Accessing a Member of a Partitioned Dataset

Partitioned datasets look like directories in the graphical user interface, but they are not directories. On an MVS or z/OS file system there are no directories. A partitioned dataset contains a certain amount of members that can be accessed like individual files, but a partitioned dataset can never have another partitioned dataset as member. To access a member of a partitioned dataset member the member's name follows the dataset name and must be enclosed in ( ) brackets.

For example, a partitioned dataset EXAMPLES.SOURCES.COBOL might contain members such as COB1, COB2, and COB3. To access the member cob1, the file name should be EXAMPLES.SOURCES.COBOL(COB1).

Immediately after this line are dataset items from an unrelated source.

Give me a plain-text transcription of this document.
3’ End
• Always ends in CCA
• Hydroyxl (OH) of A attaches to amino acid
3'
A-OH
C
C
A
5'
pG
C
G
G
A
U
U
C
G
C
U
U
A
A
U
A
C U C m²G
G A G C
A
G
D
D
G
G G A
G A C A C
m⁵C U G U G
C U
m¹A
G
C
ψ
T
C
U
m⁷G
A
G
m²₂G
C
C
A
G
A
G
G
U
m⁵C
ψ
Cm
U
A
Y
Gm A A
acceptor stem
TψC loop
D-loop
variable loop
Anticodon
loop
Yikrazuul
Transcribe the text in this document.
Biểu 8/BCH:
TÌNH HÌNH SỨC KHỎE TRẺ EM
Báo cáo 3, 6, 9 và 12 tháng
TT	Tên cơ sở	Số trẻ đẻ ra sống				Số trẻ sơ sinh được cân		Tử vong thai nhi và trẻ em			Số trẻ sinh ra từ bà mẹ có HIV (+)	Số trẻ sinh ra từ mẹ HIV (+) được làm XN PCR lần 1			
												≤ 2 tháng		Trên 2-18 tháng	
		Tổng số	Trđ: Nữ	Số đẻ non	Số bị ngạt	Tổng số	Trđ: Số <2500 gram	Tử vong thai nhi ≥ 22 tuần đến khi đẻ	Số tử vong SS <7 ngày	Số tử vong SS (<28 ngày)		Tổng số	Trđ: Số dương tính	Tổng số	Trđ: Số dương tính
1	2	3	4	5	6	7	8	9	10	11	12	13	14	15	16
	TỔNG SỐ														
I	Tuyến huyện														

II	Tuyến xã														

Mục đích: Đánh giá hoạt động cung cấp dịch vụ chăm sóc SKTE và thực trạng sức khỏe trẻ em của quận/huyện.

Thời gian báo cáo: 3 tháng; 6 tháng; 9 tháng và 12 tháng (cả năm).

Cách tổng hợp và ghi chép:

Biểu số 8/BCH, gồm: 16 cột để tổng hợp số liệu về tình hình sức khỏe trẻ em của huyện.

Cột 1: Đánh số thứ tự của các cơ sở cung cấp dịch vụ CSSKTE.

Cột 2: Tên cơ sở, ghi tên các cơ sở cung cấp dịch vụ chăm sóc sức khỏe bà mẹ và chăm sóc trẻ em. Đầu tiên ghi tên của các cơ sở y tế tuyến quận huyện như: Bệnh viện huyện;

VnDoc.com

You can list the members of a partitioned datasets within the graphical user interface by specifying a * character as member name. For example. EXAMPLES.SOURCES.COBOL(*) entered in the path name of the file browser will list all members. All rules about fully and partially names also apply also to partitioned datasets.

Special Behavior

The mkdir command will create a partitioned dataset. You can issue a cd command to go into it and store members in it. Note that the maximum member name size is eight characters. You can't execute a mkdir command in a partitioned dataset. It will raise an error, as it is not allowed to create a partitioned dataset within a partitioned dataset.

You can use mget datasetname(<pattern>) on a partitioned dataset to get all members where pattern can contain a * character like cob*. It will get all members starting with cob in that case. You cannot use other wildcard patters besides * characters such as ? characters.